Finance minister Mthuli Ncube has made proposals to cut expenditure which include cutting by 5% the salaries of senior government officials including cabinet ministers and President Emmerson Mnangagwa. However, such measures have been largely derided as tokenism. It remains to be seen if government will flush out ghost workers through a biometric programme in the civil service and the extent to which it will reduce the country’s embassies as outline by Ncube in the 2019 budget. Chinamasa would roll out a privatisation plan for some of the parastatals which have been responsible for bleeding the country’s fiscus in successive budget statements ostensibly in line with the SMP programme.

The parastatals that had been earmarked for restructuring include the Agricultural and Rural Development Authority, Cold Storage Company, Grain Marketing Board, Air Zimbabwe, TelOne, Civil Aviation Authority of Zimbabwe, National Railways of Zimbabwe, Industrial Development Corporation of Zimbabwe, Zimbabwe National Water Authority and Zimbabwe Power Company.

However the privatisation of the parastatals have yet to take off.

The resumption of the SMP is nothing to shout about given that the programme has been in place before with no tangible benefits for the country, according to business consultant Simon Kayereka.
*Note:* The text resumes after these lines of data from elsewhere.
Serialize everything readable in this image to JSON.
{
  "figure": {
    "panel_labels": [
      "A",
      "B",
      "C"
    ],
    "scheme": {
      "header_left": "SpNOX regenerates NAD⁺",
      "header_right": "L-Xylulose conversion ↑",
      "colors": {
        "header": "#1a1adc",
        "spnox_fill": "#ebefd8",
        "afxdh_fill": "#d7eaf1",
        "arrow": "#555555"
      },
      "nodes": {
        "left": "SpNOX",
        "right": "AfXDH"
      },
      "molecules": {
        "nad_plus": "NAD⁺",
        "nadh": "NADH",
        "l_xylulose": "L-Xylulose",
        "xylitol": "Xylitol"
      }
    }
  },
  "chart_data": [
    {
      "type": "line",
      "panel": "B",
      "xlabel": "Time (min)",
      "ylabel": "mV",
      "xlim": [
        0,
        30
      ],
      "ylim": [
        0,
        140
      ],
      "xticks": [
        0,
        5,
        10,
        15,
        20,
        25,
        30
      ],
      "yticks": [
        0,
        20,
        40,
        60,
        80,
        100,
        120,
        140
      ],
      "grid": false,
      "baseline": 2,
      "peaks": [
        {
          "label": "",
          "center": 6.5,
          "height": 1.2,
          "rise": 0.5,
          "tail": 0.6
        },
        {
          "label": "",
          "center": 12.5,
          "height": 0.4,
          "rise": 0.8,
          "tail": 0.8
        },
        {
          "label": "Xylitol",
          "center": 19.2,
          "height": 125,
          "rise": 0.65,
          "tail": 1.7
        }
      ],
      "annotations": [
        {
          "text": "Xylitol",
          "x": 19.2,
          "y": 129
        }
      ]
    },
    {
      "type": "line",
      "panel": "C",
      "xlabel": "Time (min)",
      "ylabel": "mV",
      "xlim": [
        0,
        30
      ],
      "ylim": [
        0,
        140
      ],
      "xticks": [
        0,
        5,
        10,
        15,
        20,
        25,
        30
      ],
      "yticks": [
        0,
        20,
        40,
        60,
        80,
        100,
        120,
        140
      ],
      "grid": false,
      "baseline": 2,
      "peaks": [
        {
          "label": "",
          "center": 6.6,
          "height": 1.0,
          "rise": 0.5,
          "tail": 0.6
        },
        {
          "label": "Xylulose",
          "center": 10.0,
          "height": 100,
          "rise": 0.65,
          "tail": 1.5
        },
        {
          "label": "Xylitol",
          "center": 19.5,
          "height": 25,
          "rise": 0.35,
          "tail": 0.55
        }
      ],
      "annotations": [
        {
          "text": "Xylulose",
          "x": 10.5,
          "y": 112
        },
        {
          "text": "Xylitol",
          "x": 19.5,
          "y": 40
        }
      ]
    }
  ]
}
“My take is that the SMP is not new since we have had similar arrangements under Chinamasa’s watch and did not see the results,” Kayereka said. “The fact is, where an SMP is implemented, it is evidence that we need to be monitored, lest our propensity to consume beyond what we have takes over.”
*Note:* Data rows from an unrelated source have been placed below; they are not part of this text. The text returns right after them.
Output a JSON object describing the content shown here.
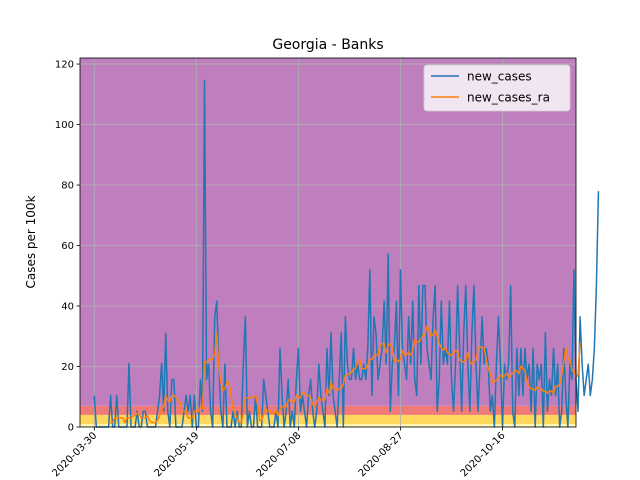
{
  "chart_data": {
    "type": "line",
    "title": "Georgia - Banks",
    "xlabel": "",
    "ylabel": "Cases per 100k",
    "x_start": "2020-03-30",
    "x_end": "2020-11-06",
    "xlim": [
      "2020-03-23",
      "2020-11-21"
    ],
    "ylim": [
      0,
      122
    ],
    "yticks": [
      0,
      20,
      40,
      60,
      80,
      100,
      120
    ],
    "xticks": [
      "2020-03-30",
      "2020-05-19",
      "2020-07-08",
      "2020-08-27",
      "2020-10-16"
    ],
    "grid": true,
    "legend_position": "top-right",
    "background_bands": [
      {
        "from": 0,
        "to": 1,
        "color": "#fff4b0"
      },
      {
        "from": 1,
        "to": 4,
        "color": "#ffd75a"
      },
      {
        "from": 4,
        "to": 7,
        "color": "#f07a78"
      },
      {
        "from": 7,
        "to": 122,
        "color": "#bf7fbf"
      }
    ],
    "series": [
      {
        "name": "new_cases",
        "color": "#1f77b4",
        "values": [
          10.4,
          0,
          0,
          0,
          0,
          0,
          0,
          0,
          10.4,
          0,
          0,
          10.4,
          0,
          0,
          0,
          0,
          0,
          21,
          0,
          0,
          0,
          5.2,
          0,
          0,
          5.2,
          5.2,
          0,
          0,
          0,
          0,
          0,
          5.2,
          10.4,
          21,
          5.2,
          31,
          5.2,
          0,
          15.7,
          15.7,
          0,
          0,
          0,
          0,
          5.2,
          10.4,
          5.2,
          10.4,
          0,
          10.4,
          0,
          0,
          15.7,
          5.2,
          114.5,
          15.7,
          20.8,
          5.2,
          0,
          36.4,
          41.6,
          20.8,
          5.2,
          0,
          20.8,
          0,
          0,
          0,
          5.2,
          0,
          5.2,
          0,
          0,
          20.8,
          36.4,
          0,
          5.2,
          0,
          0,
          10.4,
          0,
          0,
          0,
          15.7,
          10.4,
          5.2,
          0,
          0,
          0,
          5.2,
          0,
          26,
          10.4,
          0,
          5.2,
          15.7,
          0,
          5.2,
          0,
          15.7,
          26,
          5.2,
          10.4,
          5.2,
          0,
          10.4,
          15.7,
          5.2,
          0,
          5.2,
          20.8,
          10.4,
          5.2,
          0,
          26,
          10.4,
          31.2,
          10.4,
          5.2,
          0,
          15.7,
          31.2,
          0,
          36.4,
          20.8,
          15.7,
          15.7,
          26,
          15.7,
          20.8,
          15.7,
          15.7,
          20.8,
          15.7,
          26,
          52,
          10.4,
          36.4,
          31.2,
          15.7,
          20.8,
          26,
          41.6,
          20.8,
          57.2,
          5.2,
          20.8,
          26,
          41.6,
          10.4,
          52,
          26,
          20.8,
          15.7,
          36.4,
          20.8,
          41.6,
          15.7,
          10.4,
          46.8,
          20.8,
          46.8,
          46.8,
          26,
          20.8,
          15.7,
          36.4,
          46.8,
          5.2,
          15.7,
          41.6,
          20.8,
          26,
          20.8,
          41.6,
          15.7,
          5.2,
          20.8,
          46.8,
          26,
          5.2,
          31.2,
          46.8,
          20.8,
          5.2,
          31.2,
          46.8,
          20.8,
          5.2,
          20.8,
          36.4,
          20.8,
          26,
          20.8,
          5.2,
          10.4,
          0,
          20.8,
          36.4,
          20.8,
          0,
          20.8,
          15.7,
          20.8,
          46.8,
          5.2,
          0,
          26,
          10.4,
          26,
          10.4,
          26,
          15.7,
          20.8,
          5.2,
          26,
          0,
          20.8,
          15.7,
          20.8,
          0,
          31.2,
          5.2,
          15.7,
          10.4,
          26,
          10.4,
          20.8,
          0,
          5.2,
          26,
          10.4,
          0,
          20.8,
          15.7,
          52,
          15.7,
          5.2,
          36.4,
          20.8,
          10.4,
          15.7,
          20.8,
          10.4,
          15.7,
          26,
          46.8,
          78
        ]
      },
      {
        "name": "new_cases_ra",
        "color": "#ff7f0e",
        "values": [
          null,
          null,
          null,
          null,
          null,
          null,
          null,
          1.5,
          1.5,
          1.5,
          3,
          3,
          3,
          3,
          3,
          1.5,
          3,
          3,
          3,
          3.7,
          3.7,
          4.5,
          4.5,
          3,
          3,
          3,
          3.7,
          2.2,
          1.5,
          1.5,
          1.5,
          2.2,
          3.7,
          5.9,
          6.7,
          10.4,
          8.9,
          8.2,
          10.4,
          10.4,
          9.7,
          8.2,
          8.2,
          5.2,
          5.2,
          5.2,
          3,
          3,
          3,
          5.2,
          5.2,
          5.2,
          6.7,
          6,
          21.5,
          21.5,
          22.3,
          22.3,
          22.3,
          24.5,
          31,
          20.1,
          14.9,
          12,
          12.7,
          14.9,
          14.9,
          10.4,
          5.9,
          4.5,
          3,
          1.5,
          1.5,
          4.5,
          9.7,
          9.7,
          9.7,
          9.7,
          9.7,
          10.4,
          7.4,
          2.2,
          2.2,
          4.5,
          5.9,
          5.2,
          5.2,
          4.5,
          4.5,
          5.2,
          3.7,
          6,
          6.7,
          6.7,
          6.7,
          8.9,
          8.9,
          8.2,
          8.2,
          10.4,
          9.7,
          9.7,
          11.2,
          11.2,
          10.4,
          10.4,
          9.7,
          7.4,
          6.7,
          8.2,
          9.7,
          8.9,
          9,
          9,
          12.7,
          11.2,
          14.9,
          12.7,
          12.7,
          12,
          12.7,
          12.7,
          14.2,
          17.1,
          17.1,
          17.8,
          17.9,
          19.3,
          19.3,
          21.6,
          22.4,
          19.3,
          19.3,
          19.3,
          20.8,
          22.3,
          22.3,
          23.8,
          23.8,
          23.8,
          27,
          27.5,
          27.5,
          24.5,
          27,
          27.6,
          26.2,
          21.6,
          22.4,
          21.6,
          22.4,
          25.3,
          23.8,
          23.9,
          24.7,
          23.8,
          25.4,
          28.9,
          28.1,
          28.1,
          28.9,
          30.4,
          30.5,
          33.4,
          32.1,
          30.1,
          30.6,
          32.1,
          29.8,
          27.7,
          26.2,
          25.4,
          26.2,
          24.6,
          23.9,
          23.8,
          24.5,
          25.4,
          24.5,
          22.4,
          21.5,
          21.6,
          22.3,
          24.6,
          21.6,
          20.8,
          21.6,
          22.3,
          26.1,
          26.6,
          26.1,
          26.1,
          22.3,
          19.4,
          17.8,
          14.8,
          14.9,
          15.6,
          16.3,
          17.1,
          16.3,
          17,
          17.8,
          16.3,
          17.1,
          17.8,
          18.6,
          18.5,
          17.7,
          20.1,
          19.3,
          18.6,
          14.9,
          13.4,
          12.6,
          12.6,
          12,
          13.3,
          12.6,
          12.6,
          11.8,
          11.9,
          11.1,
          11.9,
          11.9,
          11.2,
          13.5,
          13.4,
          14.1,
          17.1,
          21,
          26.4,
          22.4,
          22.3,
          18.6,
          18.7,
          16.4,
          17.2,
          27.8
        ]
      }
    ]
  }
}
He noted that the SMP will not address the needs of the vulnerable groups in the country as the emphasis is on cost cutting. Kayereka added that there is need to align government policy with the SMP if is to bring about a different outcome to the other failed SMPs.

Kayereka’s fears that the SMP could suffer a stillbirth could be realised if the sentiments of Vice-President Kembo Mohadi last weekend are anything to go by.
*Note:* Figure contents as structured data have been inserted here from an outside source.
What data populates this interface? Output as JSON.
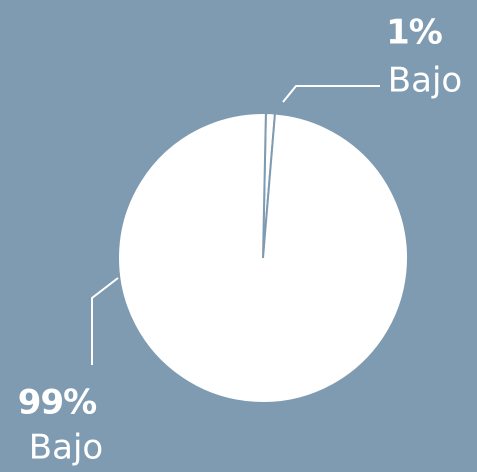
{
  "chart_data": {
    "type": "pie",
    "categories": [
      "Bajo",
      "Bajo"
    ],
    "values": [
      1,
      99
    ],
    "value_labels": [
      "1%",
      "99%"
    ],
    "colors": [
      "#ffffff",
      "#ffffff"
    ]
  }
}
Addressing industrialists in Bulawayo, Mohadi attacked the Bretton Woods institution, saying they should not depend on the IMF.

“As Zimbabwe, we are here alone with our resources, so we have to exploit these resources and build our economy and stop expecting that the IMF and the World Bank, whose leaders imposed sanctions upon us to come and rescue us,” he said.

The remarks by Mohadi, who is part of the country’s presidium, poses serious questions about the government’s political will to implement reform.

Mohadi’s negative perception of the IMF strikes a similar tone to that of Mugabe who never hid his disdain of the IMF. This probably explains why the SMP did not gain much traction under his leadership.

Corruption is also a major threat to the country achieving its objectives under the SMP.

Mnangagwa’s revelation that China did not release the whole of a US$144 million loan package to Harare City Council for a water reticulation project because of the abuse of the initial tranche is testament to the toxic effect of corruption.

Speaking about corruption in a special Independence Day interview with ZBC last week, Mnangagwa said money from China was corruptly spent at Harare City Council and that President Xi Jinping had told him about it.

Ncube has waxed lyrical about the resumption of the SMP. However, it remains to be seen how successful he can turn out to be given what he has described as “a political collar”.